Older thread can usually be identified as fuzzy if you look at it closely. As you use this thread the fuzz rubs off as it’s passed through the threading chain and into the needle. This fuzz can eventually get into your machine creating dust, lint and other clogs that you’ll have to clean more often.

Ways to Make Use of Older Thread

Judge me if you will but I don’t do much hand sewing so this thread went into the trash. I had about 30 spools, some overlocker spools, and I just wasn’t going to use it. However there are some ways you can put that thread to use

1. Small handsewing projects

For small projects that may not be manipulated frequently, older thread quality may not pose a threat.

2. Topstitching

If the topstitching is minor and the thread quality not easily broken, this is a good option. If the thread is of weaker quality use discretion when using older thread.

3. Basting Stitches

If you’re using a serger to finish off seams, the basting stitch won’t be staying in your garment and will be finished off with a stronger thread finish later. Use older thread for basting if you don’t want to throw it away.

4. Tacking stitches

Small tacking stitches that keep facings and pieces in place usually aren’t pulled at or manipulated frequently so weaker thread won’t pose a threat too much to hold the facing down. Depending on the situation, you may want to add some extra tacks on the garment if using weaker thread to tack.

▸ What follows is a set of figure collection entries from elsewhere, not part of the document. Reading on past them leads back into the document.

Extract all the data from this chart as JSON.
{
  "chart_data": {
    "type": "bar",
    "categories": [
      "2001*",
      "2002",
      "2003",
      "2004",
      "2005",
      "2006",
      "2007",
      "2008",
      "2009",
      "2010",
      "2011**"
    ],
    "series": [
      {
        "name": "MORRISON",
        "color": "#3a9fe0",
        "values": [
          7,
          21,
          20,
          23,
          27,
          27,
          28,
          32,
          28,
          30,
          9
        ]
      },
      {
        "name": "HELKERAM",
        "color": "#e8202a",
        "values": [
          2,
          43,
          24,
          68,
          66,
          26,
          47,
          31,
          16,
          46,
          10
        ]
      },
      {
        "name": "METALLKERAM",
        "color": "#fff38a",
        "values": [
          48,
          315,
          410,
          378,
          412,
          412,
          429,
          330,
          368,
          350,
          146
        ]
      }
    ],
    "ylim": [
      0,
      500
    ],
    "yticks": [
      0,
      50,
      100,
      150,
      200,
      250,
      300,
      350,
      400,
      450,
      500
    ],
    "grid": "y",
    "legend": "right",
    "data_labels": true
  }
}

So thread does have a shelf life! I’ve provided some resources below if you want more information but according to one blog, the general shelf life of thread is about 15-20 years. With today’s thread do you think that could possibly be longer? Let me know in the comments section!

Other Resources

2 thoughts on “Snap! The Shelf Life of Thread

  1. I also inherited a box of threads with my grandma’s sewing machine! Hues of pink, purple and greens. I haven’t used it for the same reasons as you, except on very rare occasions, but it feels like a little piece of her – her favorite colors, maybe? She died when I was 6, way before I developed interest in sewing. When starting out with sewing and trying to figure everything out on my own I so often wished I could ask her for advice and help. I went on to become a certified dressmaker but I still wish I could ask her. I’m sure she knew it all❣

    Liked by 1 person

  2. I just read this blog and it is an interesting note on the life of thread. I just bought some 6000yd spools of A&E Perma Core poly wrapped poly thread from a liquidation auction. It was a manufacturing business that made retail work clothing and accessories. I just did the break test on one spool of the Perma Core compared to a brand new Innovatech poly wrapped poly and the Auctioned thread nearly cut my fingers and wouldn’t break. The brand new thread snapped rather quickly. I think I did okay on the 30 spools I bought, considering I only spent what 3 of the other brand would have cost from the dealer.These spools were new in the plastic and not exposed to dust and light.
    As to the tips on using Grandma’s thread from who knows how many years ago,IMO, if it snaps easily it’s really not worth saving it for simple things like basting, topstitching, tacking unless it is readily handy. When I am working on a project, I want to keep moving with what is already threaded in the machine, or what is right there for any hand sewn finishing.
    That said, I did save the wooden spools of silk thread from my mothers sewing cabinet. They do sit on my shelf in the sewing room above my desk as a reminder of the days my mother and aunts were learning to sew. I think she kept them for the same reason. I don’t even want to try the stretch test with them. I just dust them off and admire them from time to time.
    Thanks for the great tips. I will check the links. In my older days, I am learning smooch of the fiber world, that I blew off and a young girl.